|
1889, Official Map of Santa Cruz County, A. J. [Andrew Jackson] Hatch |
1877: C. C. [Charles Campbell]
Rodgers, founder of the Mountain Echo newspaper published in Boulder Creek, had
an encounter with a mother grizzly and her two cubs. Rodgers was living on his
homestead at the source of Boulder Creek at Bull’s Spring (also known as Bull Springs). Bull’s Spring is
close to Highway 236 on the edge of Big
Basin State
Park and on the
Skyline-to-the-Sea trail.
|
Headwaters of Boulder Creek at Bull's Spring, with a small concrete dam through which the creek flows. |
He had not yet built his
cabin on the land and so slept on the ground under the stars. Around sunrise
one morning he awoke to find a large female grizzly eating his discarded bacon
rinds just a few feet from the end of his bed, with two cubs a little further
away. Rodgers and the bear looked at each other for a brief time - that seemed like
an eternity to the former. He then sprung to his feet and without stopping to
dress he “clasped the nearest tan-oak in a loving embrace” and made a desperate
attempt to climb it. Fortunately, for Rodgers, the bear gave a disgruntled
growl and sidled slowly off into the nearby brush.
|
The area has since been logged. |
That very same day Rodgers
constructed a scaffold, in a “bunch of redwoods” well up from the ground, and used it
to sleep on until he had completed his cabin. He bored holes in a redwood into
which he drove wooden pins so as to make a ladder up which he could climb to
the scaffold high in the tree.
In October the same year, C.
C. Rodgers had yet another encounter. The Santa
Cruz Weekly Sentinel reported:
“On the head of
Boulder Creek, last week, C. C. Rodgers, while ascending a trail, found himself
in the rear of a couple of grizzly cubs. They hurried along, a few feet apart,
the hunter getting his Henry rifle in order to give them a salute. Hearing the
pattering of feet behind him, he turned his head and beheld mother bruin, open
mouthed, long-haired and shaggy, and apparently as large as an elephant.

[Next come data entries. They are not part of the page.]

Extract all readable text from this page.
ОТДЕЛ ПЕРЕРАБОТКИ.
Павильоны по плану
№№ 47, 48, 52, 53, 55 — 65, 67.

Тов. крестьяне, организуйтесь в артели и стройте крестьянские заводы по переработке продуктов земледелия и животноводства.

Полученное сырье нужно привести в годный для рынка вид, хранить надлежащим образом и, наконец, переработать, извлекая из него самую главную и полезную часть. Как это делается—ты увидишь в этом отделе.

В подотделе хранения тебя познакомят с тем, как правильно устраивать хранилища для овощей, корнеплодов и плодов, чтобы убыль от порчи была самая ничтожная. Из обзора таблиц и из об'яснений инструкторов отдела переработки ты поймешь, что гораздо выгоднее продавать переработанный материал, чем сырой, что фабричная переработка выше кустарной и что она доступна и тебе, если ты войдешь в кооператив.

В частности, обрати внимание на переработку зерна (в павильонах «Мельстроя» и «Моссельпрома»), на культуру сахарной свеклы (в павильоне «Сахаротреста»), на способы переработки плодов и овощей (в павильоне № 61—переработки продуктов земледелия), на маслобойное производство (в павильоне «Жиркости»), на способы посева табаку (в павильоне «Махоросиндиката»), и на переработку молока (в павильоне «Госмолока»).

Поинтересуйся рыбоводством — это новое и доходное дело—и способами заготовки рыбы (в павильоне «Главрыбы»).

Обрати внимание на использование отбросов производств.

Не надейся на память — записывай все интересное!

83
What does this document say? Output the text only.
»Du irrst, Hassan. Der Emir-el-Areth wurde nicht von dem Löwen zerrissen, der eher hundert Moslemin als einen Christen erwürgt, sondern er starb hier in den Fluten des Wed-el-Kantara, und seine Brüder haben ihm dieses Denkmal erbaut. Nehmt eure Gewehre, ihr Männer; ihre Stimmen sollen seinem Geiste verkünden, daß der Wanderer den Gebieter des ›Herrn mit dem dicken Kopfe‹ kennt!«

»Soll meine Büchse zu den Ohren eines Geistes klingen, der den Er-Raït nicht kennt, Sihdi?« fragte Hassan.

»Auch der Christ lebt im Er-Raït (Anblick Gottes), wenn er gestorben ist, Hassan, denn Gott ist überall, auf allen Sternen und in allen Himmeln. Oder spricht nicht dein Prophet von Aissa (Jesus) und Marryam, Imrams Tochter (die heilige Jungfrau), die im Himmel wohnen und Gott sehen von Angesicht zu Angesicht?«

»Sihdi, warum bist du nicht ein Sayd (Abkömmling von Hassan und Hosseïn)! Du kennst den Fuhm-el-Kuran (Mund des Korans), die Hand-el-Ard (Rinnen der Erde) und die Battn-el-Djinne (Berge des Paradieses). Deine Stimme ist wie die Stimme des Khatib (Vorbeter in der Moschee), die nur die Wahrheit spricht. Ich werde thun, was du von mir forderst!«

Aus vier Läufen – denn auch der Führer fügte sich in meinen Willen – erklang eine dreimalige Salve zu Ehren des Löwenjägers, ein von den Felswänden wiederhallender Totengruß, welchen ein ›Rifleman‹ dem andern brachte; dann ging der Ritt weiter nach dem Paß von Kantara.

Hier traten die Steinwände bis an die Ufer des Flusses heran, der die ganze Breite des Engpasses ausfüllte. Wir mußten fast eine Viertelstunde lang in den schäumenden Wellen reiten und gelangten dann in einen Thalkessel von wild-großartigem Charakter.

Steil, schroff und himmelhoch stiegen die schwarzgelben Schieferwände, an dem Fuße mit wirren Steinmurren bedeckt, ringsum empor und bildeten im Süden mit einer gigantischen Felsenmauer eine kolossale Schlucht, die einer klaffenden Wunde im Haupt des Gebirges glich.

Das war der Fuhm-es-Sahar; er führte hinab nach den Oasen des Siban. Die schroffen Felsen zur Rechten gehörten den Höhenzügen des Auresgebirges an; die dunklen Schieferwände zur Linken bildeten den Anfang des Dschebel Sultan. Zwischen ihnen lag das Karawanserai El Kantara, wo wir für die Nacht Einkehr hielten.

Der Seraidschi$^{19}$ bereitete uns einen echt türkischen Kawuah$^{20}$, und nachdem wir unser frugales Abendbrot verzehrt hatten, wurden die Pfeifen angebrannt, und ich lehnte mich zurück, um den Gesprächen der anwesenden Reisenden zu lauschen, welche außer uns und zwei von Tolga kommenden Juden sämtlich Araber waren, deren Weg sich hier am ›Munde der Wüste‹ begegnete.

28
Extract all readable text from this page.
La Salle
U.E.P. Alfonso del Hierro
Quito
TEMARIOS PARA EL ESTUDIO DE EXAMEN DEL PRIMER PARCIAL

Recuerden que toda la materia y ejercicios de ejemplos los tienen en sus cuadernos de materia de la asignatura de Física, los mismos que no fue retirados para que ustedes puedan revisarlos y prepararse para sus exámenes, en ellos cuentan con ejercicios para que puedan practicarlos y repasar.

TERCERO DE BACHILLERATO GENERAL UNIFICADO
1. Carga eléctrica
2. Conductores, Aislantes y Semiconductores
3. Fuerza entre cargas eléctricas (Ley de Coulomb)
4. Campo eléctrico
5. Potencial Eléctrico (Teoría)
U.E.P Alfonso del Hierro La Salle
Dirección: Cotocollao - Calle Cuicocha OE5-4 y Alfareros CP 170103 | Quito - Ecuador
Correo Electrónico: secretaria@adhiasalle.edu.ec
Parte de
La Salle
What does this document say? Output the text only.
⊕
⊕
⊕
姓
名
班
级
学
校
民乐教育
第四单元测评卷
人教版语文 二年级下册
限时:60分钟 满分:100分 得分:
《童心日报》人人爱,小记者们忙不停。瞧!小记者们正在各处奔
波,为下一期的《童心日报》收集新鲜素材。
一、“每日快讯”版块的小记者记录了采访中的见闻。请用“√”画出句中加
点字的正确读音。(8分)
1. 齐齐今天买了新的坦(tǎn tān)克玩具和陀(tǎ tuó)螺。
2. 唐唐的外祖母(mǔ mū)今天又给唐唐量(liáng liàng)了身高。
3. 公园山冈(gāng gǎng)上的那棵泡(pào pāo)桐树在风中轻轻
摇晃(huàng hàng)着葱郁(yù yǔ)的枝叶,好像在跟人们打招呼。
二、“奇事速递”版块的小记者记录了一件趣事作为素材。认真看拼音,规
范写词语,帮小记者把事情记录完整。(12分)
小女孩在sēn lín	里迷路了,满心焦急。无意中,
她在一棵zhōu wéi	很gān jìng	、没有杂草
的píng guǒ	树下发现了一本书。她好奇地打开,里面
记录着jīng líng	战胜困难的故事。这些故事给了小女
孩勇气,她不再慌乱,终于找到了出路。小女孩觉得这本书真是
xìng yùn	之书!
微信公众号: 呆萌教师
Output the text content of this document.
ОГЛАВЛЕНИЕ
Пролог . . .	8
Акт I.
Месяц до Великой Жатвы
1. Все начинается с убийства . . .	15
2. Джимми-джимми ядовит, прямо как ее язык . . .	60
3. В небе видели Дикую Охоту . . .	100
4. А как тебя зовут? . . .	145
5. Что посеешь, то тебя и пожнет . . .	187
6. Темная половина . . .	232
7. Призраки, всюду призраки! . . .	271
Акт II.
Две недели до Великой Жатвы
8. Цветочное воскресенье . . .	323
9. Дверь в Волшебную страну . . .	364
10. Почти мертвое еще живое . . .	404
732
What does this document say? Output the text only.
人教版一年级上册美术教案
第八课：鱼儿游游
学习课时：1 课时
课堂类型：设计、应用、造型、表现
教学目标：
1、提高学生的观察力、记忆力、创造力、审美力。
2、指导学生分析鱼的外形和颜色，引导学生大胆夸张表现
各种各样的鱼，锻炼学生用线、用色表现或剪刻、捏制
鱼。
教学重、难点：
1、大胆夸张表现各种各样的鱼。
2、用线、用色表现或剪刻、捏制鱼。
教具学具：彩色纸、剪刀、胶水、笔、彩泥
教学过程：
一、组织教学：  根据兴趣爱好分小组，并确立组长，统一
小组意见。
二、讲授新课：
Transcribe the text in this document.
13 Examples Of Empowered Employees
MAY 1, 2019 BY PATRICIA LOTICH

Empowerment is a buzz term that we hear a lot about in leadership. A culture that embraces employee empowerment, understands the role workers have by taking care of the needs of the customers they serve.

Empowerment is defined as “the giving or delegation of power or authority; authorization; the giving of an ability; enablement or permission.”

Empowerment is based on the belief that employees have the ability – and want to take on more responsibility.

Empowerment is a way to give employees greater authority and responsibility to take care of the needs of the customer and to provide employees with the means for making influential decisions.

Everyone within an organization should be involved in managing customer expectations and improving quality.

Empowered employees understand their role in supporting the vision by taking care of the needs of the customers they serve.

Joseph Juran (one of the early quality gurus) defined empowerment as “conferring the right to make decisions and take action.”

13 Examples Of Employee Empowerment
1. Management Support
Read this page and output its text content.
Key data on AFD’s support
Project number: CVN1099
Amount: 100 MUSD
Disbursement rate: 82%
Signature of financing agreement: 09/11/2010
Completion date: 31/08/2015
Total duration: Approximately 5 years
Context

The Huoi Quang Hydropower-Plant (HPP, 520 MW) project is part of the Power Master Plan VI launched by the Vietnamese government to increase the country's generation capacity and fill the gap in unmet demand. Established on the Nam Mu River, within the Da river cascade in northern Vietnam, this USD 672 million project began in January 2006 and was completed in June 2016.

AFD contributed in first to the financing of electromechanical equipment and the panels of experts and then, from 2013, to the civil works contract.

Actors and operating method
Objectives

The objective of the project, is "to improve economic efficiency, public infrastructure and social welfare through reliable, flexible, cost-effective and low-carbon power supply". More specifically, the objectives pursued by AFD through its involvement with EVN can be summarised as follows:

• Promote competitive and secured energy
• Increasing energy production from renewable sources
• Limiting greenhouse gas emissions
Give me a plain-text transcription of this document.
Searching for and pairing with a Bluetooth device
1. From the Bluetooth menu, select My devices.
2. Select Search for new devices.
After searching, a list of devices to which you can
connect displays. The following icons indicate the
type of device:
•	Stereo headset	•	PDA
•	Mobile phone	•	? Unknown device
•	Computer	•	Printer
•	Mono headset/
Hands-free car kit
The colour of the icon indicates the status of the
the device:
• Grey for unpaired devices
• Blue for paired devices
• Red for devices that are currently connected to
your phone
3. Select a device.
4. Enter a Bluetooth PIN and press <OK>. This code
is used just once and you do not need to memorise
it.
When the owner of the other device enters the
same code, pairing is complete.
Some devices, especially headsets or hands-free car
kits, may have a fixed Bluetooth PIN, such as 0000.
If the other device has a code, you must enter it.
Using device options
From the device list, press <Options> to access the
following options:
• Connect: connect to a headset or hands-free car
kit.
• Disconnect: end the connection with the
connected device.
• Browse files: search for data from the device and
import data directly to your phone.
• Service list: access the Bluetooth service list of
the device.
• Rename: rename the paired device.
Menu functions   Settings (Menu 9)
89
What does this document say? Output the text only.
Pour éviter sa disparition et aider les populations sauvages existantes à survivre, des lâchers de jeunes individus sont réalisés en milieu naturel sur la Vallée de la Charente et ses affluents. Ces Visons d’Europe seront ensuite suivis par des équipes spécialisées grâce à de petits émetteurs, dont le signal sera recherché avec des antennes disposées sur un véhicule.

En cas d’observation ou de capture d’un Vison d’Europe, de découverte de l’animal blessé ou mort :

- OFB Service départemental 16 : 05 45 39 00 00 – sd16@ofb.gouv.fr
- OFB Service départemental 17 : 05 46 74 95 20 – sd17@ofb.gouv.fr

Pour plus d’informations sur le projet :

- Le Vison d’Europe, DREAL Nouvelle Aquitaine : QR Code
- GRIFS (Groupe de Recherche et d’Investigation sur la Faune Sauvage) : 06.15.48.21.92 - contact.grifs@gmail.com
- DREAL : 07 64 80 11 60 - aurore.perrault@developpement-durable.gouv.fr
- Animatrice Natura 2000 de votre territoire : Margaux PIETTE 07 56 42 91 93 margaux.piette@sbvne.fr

Thinking that there might be something in the bushes that he wanted he turned
aside, breaking one side of his bridle in doing so. Held by one rein around and
around swung his terrified animal, and the grizzly kings of the forest, together
and satisfied that neither was hurt, moved off at their leisure, apparently
indifferent to the presence of the man with the broken bridle.”